И вот теперь этот неурочный звонок и приглашение. Спускаюсь на четвертый этаж. Здесь, недалеко от лифта, уже многие десятилетия размещается кабинет главного редактора «Правды». Сюда два десятилетия назад пришел и я, студент четвертого курса экономического факультета Тимирязевки. Меня разыскали тогда кадровики, роясь в газетах-многотиражках. В «Тимирязевце» — так называлась студенческая газета — я возглавлял молодежный отдел, а это большая часть материалов многотиражки. Много писал сам, ездил по хозяйствам, где учились выпускники академии, рассказывал об их работе. Публиковался и в центральных газетах и журналах, других изданиях. В общем все время, что оставалось от занятий, отдавал делу, в которое был страшно влюблен.
И когда предложили сотрудничать в «Правде», воспринял это с благодарностью, большим трепетом и некоторой опаской — смогу ли? Но условие поставил сразу — пока не защищу диплом, перейти на штатную работу не смогу. Впрочем, это совпало и с намерениями газеты. Им нужен был дипломированный специалист, умеющий писать.

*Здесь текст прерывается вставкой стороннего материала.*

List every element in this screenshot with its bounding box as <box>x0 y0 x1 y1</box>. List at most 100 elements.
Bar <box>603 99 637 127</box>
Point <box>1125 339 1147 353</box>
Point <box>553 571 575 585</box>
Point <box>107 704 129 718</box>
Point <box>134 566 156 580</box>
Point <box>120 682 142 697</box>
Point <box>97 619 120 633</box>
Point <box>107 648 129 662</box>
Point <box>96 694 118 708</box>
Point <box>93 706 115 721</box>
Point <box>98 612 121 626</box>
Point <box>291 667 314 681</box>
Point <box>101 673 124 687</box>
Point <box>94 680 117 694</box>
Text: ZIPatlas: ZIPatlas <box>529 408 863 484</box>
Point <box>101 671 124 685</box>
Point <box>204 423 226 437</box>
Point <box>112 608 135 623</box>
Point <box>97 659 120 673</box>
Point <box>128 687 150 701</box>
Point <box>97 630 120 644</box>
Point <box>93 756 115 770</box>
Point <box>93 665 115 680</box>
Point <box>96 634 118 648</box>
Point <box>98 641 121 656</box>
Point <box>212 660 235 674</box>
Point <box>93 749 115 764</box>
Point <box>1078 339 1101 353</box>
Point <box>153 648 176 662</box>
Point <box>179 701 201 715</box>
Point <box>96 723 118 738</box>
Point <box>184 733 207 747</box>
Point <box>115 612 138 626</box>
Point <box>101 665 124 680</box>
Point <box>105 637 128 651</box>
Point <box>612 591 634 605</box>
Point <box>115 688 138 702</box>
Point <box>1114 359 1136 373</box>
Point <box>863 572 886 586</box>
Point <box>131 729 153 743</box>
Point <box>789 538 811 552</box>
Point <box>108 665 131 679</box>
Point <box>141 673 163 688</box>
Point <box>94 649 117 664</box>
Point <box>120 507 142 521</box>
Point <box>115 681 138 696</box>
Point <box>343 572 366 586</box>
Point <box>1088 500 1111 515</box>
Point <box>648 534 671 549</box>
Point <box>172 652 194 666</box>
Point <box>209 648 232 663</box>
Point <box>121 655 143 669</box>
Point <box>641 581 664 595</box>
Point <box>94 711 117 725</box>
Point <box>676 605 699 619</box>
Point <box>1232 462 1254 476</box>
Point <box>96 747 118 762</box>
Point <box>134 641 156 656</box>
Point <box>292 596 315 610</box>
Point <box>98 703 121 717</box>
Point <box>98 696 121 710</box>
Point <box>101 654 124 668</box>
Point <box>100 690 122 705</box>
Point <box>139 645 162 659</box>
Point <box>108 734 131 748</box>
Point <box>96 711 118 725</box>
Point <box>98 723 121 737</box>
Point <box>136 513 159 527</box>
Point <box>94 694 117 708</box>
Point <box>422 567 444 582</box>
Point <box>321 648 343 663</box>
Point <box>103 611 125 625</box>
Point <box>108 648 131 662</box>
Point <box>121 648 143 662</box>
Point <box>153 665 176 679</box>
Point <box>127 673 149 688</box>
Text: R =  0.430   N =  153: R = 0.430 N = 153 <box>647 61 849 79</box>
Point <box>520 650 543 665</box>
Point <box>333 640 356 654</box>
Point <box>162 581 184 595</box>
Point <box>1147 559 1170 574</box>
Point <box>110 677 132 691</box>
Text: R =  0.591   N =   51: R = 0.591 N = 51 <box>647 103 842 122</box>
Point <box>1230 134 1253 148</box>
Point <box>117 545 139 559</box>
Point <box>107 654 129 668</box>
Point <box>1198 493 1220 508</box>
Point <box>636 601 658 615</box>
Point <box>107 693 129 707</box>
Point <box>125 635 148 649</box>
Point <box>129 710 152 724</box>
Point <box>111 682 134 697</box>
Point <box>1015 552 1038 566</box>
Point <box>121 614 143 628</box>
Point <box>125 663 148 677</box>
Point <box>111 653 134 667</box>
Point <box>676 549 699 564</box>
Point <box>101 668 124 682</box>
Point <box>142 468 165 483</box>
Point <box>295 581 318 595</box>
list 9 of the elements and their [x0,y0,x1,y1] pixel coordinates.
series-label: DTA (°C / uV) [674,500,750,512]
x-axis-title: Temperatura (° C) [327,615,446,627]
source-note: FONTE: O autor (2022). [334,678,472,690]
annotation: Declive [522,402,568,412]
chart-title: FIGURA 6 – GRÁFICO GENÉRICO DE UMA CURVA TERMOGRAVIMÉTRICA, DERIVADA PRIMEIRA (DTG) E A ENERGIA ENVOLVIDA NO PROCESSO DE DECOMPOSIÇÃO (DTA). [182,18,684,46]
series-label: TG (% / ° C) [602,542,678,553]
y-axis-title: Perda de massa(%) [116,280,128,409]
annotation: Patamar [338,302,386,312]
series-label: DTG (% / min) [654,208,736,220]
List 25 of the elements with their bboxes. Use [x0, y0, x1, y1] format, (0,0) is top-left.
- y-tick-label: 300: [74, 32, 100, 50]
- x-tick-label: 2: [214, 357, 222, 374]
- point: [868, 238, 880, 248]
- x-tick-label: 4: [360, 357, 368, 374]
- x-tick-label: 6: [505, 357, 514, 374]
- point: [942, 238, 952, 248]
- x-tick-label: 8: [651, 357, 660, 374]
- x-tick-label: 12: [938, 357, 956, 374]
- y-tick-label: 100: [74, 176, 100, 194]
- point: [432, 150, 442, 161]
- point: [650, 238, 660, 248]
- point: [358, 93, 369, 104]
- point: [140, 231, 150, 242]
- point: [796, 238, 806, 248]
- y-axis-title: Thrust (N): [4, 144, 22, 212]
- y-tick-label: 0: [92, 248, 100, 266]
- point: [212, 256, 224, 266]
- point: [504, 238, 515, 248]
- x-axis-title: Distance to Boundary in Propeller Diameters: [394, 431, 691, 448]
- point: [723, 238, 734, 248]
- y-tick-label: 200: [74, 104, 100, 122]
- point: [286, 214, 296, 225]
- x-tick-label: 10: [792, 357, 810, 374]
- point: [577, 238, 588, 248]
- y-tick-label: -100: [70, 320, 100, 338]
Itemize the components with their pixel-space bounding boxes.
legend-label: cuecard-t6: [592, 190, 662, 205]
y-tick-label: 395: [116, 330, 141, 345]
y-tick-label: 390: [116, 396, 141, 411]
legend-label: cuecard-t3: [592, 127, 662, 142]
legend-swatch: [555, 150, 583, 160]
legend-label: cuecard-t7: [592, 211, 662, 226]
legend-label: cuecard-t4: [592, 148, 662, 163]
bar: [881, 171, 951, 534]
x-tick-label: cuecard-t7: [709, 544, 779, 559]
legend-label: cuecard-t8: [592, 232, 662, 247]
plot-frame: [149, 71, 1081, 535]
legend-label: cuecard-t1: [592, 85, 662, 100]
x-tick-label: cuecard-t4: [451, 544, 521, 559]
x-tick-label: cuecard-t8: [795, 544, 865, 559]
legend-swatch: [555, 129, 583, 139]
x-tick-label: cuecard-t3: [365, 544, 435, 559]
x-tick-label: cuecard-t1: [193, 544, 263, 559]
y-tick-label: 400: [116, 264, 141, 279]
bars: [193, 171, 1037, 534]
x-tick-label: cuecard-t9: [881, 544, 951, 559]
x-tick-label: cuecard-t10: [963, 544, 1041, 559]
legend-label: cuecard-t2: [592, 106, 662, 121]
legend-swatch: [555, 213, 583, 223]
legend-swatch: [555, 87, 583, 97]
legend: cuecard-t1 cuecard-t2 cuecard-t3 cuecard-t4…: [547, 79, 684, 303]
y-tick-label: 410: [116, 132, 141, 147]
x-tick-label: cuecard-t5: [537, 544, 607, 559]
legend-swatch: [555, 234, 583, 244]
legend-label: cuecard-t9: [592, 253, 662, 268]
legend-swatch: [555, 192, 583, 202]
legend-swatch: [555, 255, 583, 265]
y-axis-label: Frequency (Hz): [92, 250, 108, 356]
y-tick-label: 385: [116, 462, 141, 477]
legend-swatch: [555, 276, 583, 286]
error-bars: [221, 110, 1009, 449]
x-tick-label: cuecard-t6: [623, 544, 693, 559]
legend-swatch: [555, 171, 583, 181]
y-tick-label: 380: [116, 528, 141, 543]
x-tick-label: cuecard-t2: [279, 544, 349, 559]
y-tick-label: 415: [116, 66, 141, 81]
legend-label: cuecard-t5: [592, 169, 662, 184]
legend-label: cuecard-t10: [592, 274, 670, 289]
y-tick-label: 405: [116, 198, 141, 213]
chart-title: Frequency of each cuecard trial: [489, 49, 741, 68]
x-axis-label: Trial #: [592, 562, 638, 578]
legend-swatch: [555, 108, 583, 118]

И вот осенью 60-го года я пришел в «Правду» для беседы с главным редактором в тот самый кабинет, куда сейчас меня приглашал В. Г. Афанасьев. Тогда в нем был П. А. Сатюков. Приема пришлось ждать долго. Главного редактора не было, он работал в ЦК партии, где-то «сидел с Хрущевым над документами», объяснили мне. Лишь в первом часу ночи Павел Алексеевич Сатюков появился и вскоре пригласил зайти. Он изредка поглядывал на меня, задавая вопросы, которые больше относились к политике, чем к сельскому хозяйству и работе. Полистал мои публикации и коротко сказал;
— Знаю, что вы хотите обязательно завершить учебу, и одобряю это. Давайте мы зачислим вас литсотрудником в сельхозотдел, и вечерами, когда сможете, приходите в «Правду», вживайтесь.
Так начался мой путь в журналистику и большую политику.
…И вот я вновь вхожу в кабинет главного редактора, в котором мало что изменилось за долгие годы. Афанасьев стоит за своим пюпитром, на столе рядом стопка исписанных листов, он поднимает голову и говорит:
— Звонил Горбачев, просит, чтобы я отпустил тебя к нему помощником. Ты что, его знаешь?
Я с удивлением смотрю на Афанасьева:
— Нет, — отвечаю, — даже вблизи не видел, какой он — не знаю.
Афанасьев смотрит недоверчиво, ему непонятно, как это может быть.
— Наверное, на Ставрополье встречались, — предположил он.
— Да нет, в Ставрополе не был, а в Минводах, где приходилось отдыхать, встречать не довелось.
— Ну, все равно, — он морщит лоб, откидывает назад длинные седеющие волосы и решительно продолжает:
— Я сказал — не отпущу. С кем я останусь? Это уже какого человека выдергивают, скоро в «Правде» работать будет некому. Ты-то это понимаешь?